On peut ima­gi­ner aus­si que le cal­cul d’Hubert Falco, ancien ministre de Jacques Chirac et Nicolas Sarkozy, n’est pas dénué d’ambitions natio­nales. Bien qu’il s’en défende par prin­cipe, Falco n’écarte cer­tai­ne­ment pas l’idée de reve­nir une troi­sième fois au gou­ver­ne­ment, pour ser­vir un troi­sième pré­sident. Avoir fait le bon choix lors des pri­maires, avant le pre­mier tour, le met­trait en posi­tion très favo­rable dans l’hypothèse où Alain Juppé pas­se­rait vic­to­rieu­se­ment le cap des deux tours de la pri­maire et des pré­si­den­tielles. Or c’est bien ce que pré­disent les son­dages aujourd’hui. Même si les son­dages, si loin des élec­tions pré­si­den­tielles, alors que l’on ne connaît pas encore la donne à gauche, et qu’à droite tout n’est pas encore joué, ne consti­tuent pas une pré­vi­sion entiè­re­ment fiable. Il n’en demeure pas moins que le pari de Falco est bien fon­dé et ne doit rien au hasard. N’a‑t-il pas atten­du que la plu­part des maires des grandes villes de droite se soient posi­tion­nés avant lui ? C’est tou­jours plus facile d’abattre ses cartes quand les autres joueurs l’ont déjà fait.

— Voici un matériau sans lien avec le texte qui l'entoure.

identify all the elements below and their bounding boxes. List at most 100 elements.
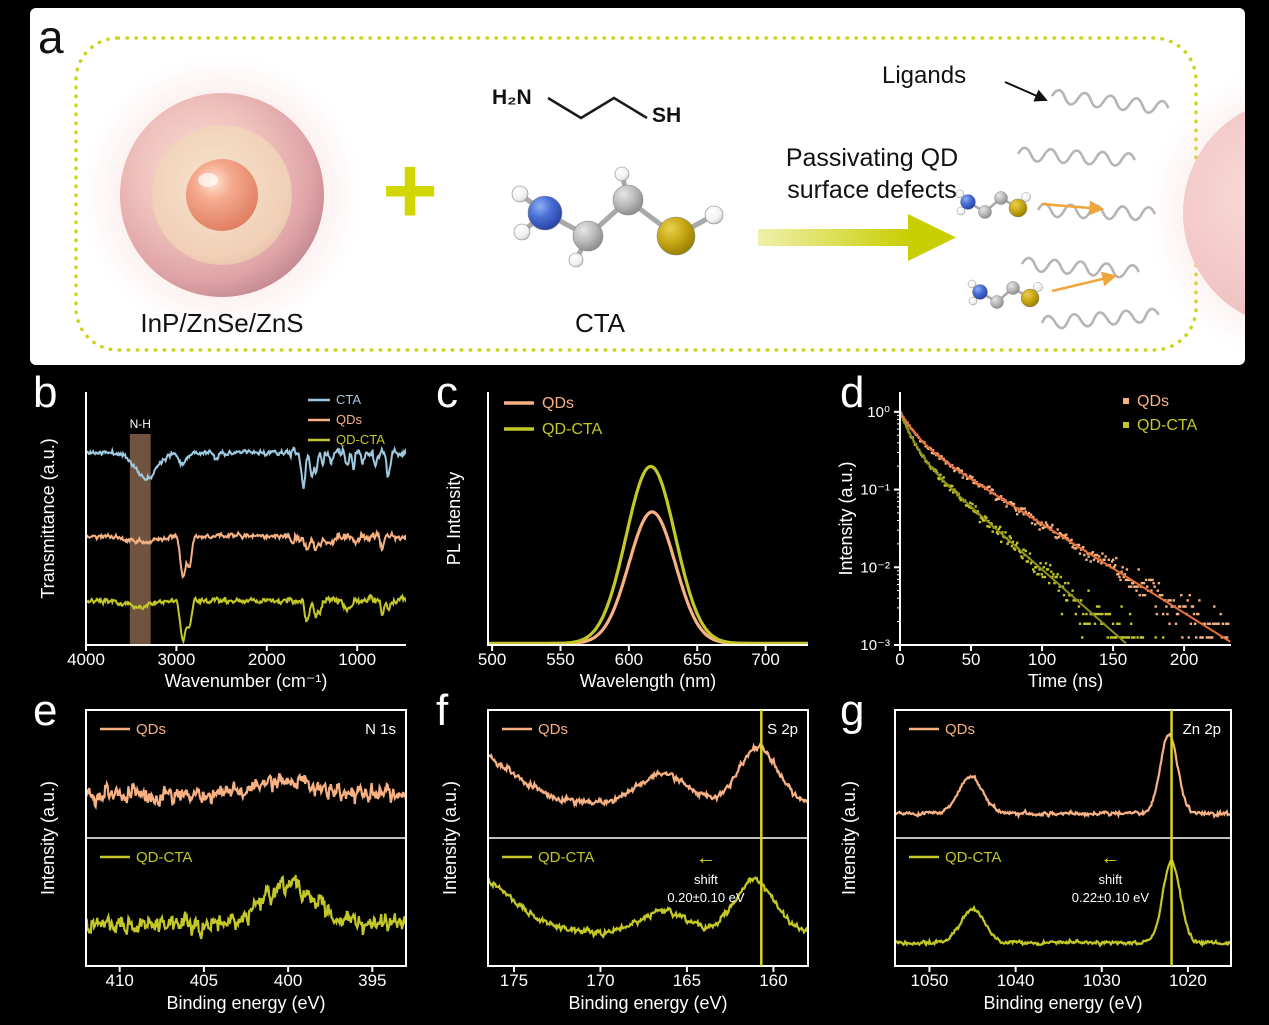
series-QD-CTA <box>895 858 1231 948</box>
svg-text:Intensity (a.u.): Intensity (a.u.) <box>839 781 859 895</box>
formula-h2n-label: H₂N <box>492 86 532 109</box>
xps-series <box>86 772 406 940</box>
svg-text:0.22±0.10 eV: 0.22±0.10 eV <box>1072 890 1150 905</box>
panel-c-pl: 500 550 600 650 700 Wavelength (nm) PL Intensi… <box>430 368 822 703</box>
xps-zn2p-chart: QDs QD-CTA Zn 2p ← shift 0.22±0.10 eV 1050 1040… <box>839 709 1232 1013</box>
svg-text:1020: 1020 <box>1169 971 1207 990</box>
svg-text:0.20±0.10 eV: 0.20±0.10 eV <box>667 890 745 905</box>
svg-text:N-H: N-H <box>130 417 151 431</box>
svg-text:QDs: QDs <box>538 721 568 738</box>
svg-text:←: ← <box>1100 847 1120 869</box>
plus-sign: + <box>382 137 439 244</box>
svg-text:Binding energy (eV): Binding energy (eV) <box>983 993 1142 1013</box>
cta-skeletal-bonds <box>547 96 648 120</box>
svg-text:Intensity (a.u.): Intensity (a.u.) <box>440 781 460 895</box>
xps-s2p-chart: QDs QD-CTA S 2p ← shift 0.20±0.10 eV 175 170 165… <box>440 709 809 1013</box>
svg-text:shift: shift <box>694 872 718 887</box>
core-shell-label: InP/ZnSe/ZnS <box>140 308 304 338</box>
trpl-chart: 10⁰ 10⁻¹ 10⁻² 10⁻³ 0 50 100 150 200 Time (ns) Inte… <box>836 392 1231 691</box>
series-CTA <box>86 445 406 489</box>
series-QD-CTA <box>86 875 406 940</box>
svg-text:Time (ns): Time (ns) <box>1028 671 1103 691</box>
pl-chart: 500 550 600 650 700 Wavelength (nm) PL Intensi… <box>444 392 808 691</box>
series-QDs <box>488 742 808 809</box>
svg-text:10⁻¹: 10⁻¹ <box>860 482 890 499</box>
svg-text:QD-CTA: QD-CTA <box>538 849 594 866</box>
svg-text:400: 400 <box>274 971 302 990</box>
svg-text:1000: 1000 <box>338 650 376 669</box>
svg-text:Binding energy (eV): Binding energy (eV) <box>568 993 727 1013</box>
svg-text:1050: 1050 <box>911 971 949 990</box>
svg-text:QDs: QDs <box>136 721 166 738</box>
panel-b-ftir: N-H 4000 3000 2000 1000 Wavenumber (cm⁻¹) Tran… <box>28 368 420 703</box>
panel-label-b: b <box>33 368 58 417</box>
svg-text:N 1s: N 1s <box>365 721 396 738</box>
cta-molecule-atoms <box>511 166 724 268</box>
svg-text:QD-CTA: QD-CTA <box>136 849 192 866</box>
panel-d-trpl: 10⁰ 10⁻¹ 10⁻² 10⁻³ 0 50 100 150 200 Time (ns) Inte… <box>833 368 1245 703</box>
xps-series <box>895 732 1231 948</box>
svg-text:CTA: CTA <box>336 392 361 407</box>
svg-text:10⁰: 10⁰ <box>867 404 890 421</box>
svg-text:shift: shift <box>1098 872 1122 887</box>
svg-text:QD-CTA: QD-CTA <box>1137 417 1197 434</box>
svg-text:10⁻³: 10⁻³ <box>860 637 890 654</box>
svg-text:Wavelength (nm): Wavelength (nm) <box>580 671 716 691</box>
svg-text:175: 175 <box>500 971 528 990</box>
svg-text:QD-CTA: QD-CTA <box>945 849 1001 866</box>
svg-text:700: 700 <box>751 650 779 669</box>
svg-text:405: 405 <box>190 971 218 990</box>
series-QD-CTA <box>488 876 808 939</box>
formula-sh-label: SH <box>652 104 682 127</box>
xps-series <box>488 742 808 939</box>
svg-text:10⁻²: 10⁻² <box>860 559 890 576</box>
svg-text:410: 410 <box>105 971 133 990</box>
svg-text:QDs: QDs <box>945 721 975 738</box>
svg-text:Intensity (a.u.): Intensity (a.u.) <box>38 781 58 895</box>
svg-text:0: 0 <box>895 650 904 669</box>
scatter-QDs <box>900 411 1230 639</box>
svg-text:QDs: QDs <box>542 395 574 412</box>
svg-text:QD-CTA: QD-CTA <box>336 432 385 447</box>
series-QDs <box>86 528 406 579</box>
svg-text:165: 165 <box>673 971 701 990</box>
process-text-line2: surface defects <box>787 176 957 204</box>
panel-label-d: d <box>840 368 865 417</box>
pl-series <box>488 464 808 645</box>
panel-a-illustration <box>74 36 1245 354</box>
svg-text:4000: 4000 <box>67 650 105 669</box>
svg-text:100: 100 <box>1028 650 1056 669</box>
svg-text:PL Intensity: PL Intensity <box>444 472 464 565</box>
panel-label-e: e <box>33 686 58 735</box>
svg-text:170: 170 <box>586 971 614 990</box>
fit-QD-CTA <box>900 411 1127 645</box>
trpl-series <box>900 410 1231 645</box>
panel-f-xps-s2p: QDs QD-CTA S 2p ← shift 0.20±0.10 eV 175 170 165… <box>430 688 822 1025</box>
svg-text:Binding energy (eV): Binding energy (eV) <box>166 993 325 1013</box>
axes <box>487 392 808 646</box>
ftir-chart: N-H 4000 3000 2000 1000 Wavenumber (cm⁻¹) Tran… <box>38 392 406 691</box>
fit-QDs <box>900 411 1231 643</box>
svg-text:50: 50 <box>962 650 981 669</box>
svg-text:QDs: QDs <box>336 412 363 427</box>
right-qd-sphere <box>1148 72 1245 354</box>
svg-text:Transmittance (a.u.): Transmittance (a.u.) <box>38 438 58 598</box>
series-QD-CTA <box>86 592 406 645</box>
ligands-label: Ligands <box>882 62 967 89</box>
svg-text:160: 160 <box>759 971 787 990</box>
svg-text:550: 550 <box>546 650 574 669</box>
svg-text:650: 650 <box>683 650 711 669</box>
svg-text:Zn 2p: Zn 2p <box>1183 721 1221 738</box>
svg-text:1030: 1030 <box>1083 971 1121 990</box>
series-QD-CTA <box>488 464 808 645</box>
panel-e-xps-n1s: QDs QD-CTA N 1s 410 405 400 395 Binding energy … <box>28 688 420 1025</box>
svg-text:150: 150 <box>1099 650 1127 669</box>
svg-text:395: 395 <box>358 971 386 990</box>
svg-text:QDs: QDs <box>1137 393 1169 410</box>
mini-cta-molecule-2 <box>967 279 1043 309</box>
svg-text:2000: 2000 <box>248 650 286 669</box>
svg-text:600: 600 <box>615 650 643 669</box>
panel-label-f: f <box>436 686 449 735</box>
process-text-line1: Passivating QD <box>785 144 959 172</box>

Quoi qu’il arrive lors des élections, Falco en sortira gagnant

De toute façon, le risque de se décou­vrir main­te­nant, pour un can­di­dat fai­sant consen­sus au-delà du seul camp de la droite clas­sique, est faible pour Falco. Qui maî­trise la suite, quelle qu’elle soit.

Si Juppé rem­porte la pri­maire et la pré­si­den­tielle, c’est tout gagnant. Si par hypo­thèse Juppé ne sor­tait pas vain­queur de la pri­maire, Falco a déjà annon­cé, dans son même com­mu­ni­qué via Facebook, qu’il met­trait « son éner­gie, sa volon­té et ses capa­ci­tés de ras­sem­ble­ment au ser­vice de celui ou de celle qui sera dési­gné pour affron­ter l’épreuve pré­si­den­tielle ». Il a donc par avance déjà cou­vert l’éventualité. Enfin si le can­di­dat offi­ciel de la droite Juppé était bat­tu lors de l’élection pré­si­den­tielle, en tout état de cause Falco aurait fait son devoir de sou­tien, depuis le début.

Au-delà de ces consi­dé­ra­tions d’opportunité, cer­tains diraient d’opportunisme, Hubert Falco reste avec la déci­sion de son sou­tien à Alain Juppé dans le fil de sa pen­sée et de son com­por­te­ment poli­tiques. Ce n’est pas un homme de droite à l’origine, il ne pos­sède pas une for­ma­tion poli­tique à pro­pre­ment par­ler idéo­lo­gique. Il se déter­mine plu­tôt par rap­port à un cor­pus de valeurs basées sur l’expérience et le prag­ma­tisme. Il aime bien affi­cher son apti­tude à tra­vailler avec tous, par­ti­sans comme oppo­sants, dès lors qu’il s’agit de « l’intérêt géné­ral » ou du « bien com­mun ». On peut se deman­der pour­quoi cer­tains sont sur­pris par son choix. Il ne fal­lait pas être grand devin pour savoir de quel côté allait pen­cher la balance. Surtout depuis que les bâtons s’accumulent dans les roues de Nicolas Sarkozy. Il suf­fi­sait par exemple d’écouter les pré­fé­rences affi­chées de quelques membres de l’entourage du maire de Toulon, ain­si que de la jeune garde impli­quée dans l’organisation des pri­maires dans le Var.

Encore un joli coup poli­tique à l’actif d’Hubert Falco. Qui va faire lan­ter­ner ou car­ré­ment déses­pé­rer, encore plus, les ambi­tions des éven­tuels dau­phins ou des poten­tiels concurrents.

D’ailleurs Alain Juppé ne s’y est pas trom­pé, en ren­voyant immé­dia­te­ment l’ascenseur : il tien­dra son grand mee­ting en Provence-Côte d’azur le 27 octobre pro­chain à Toulon. Pas à Marseille, comme ini­tia­le­ment prévu.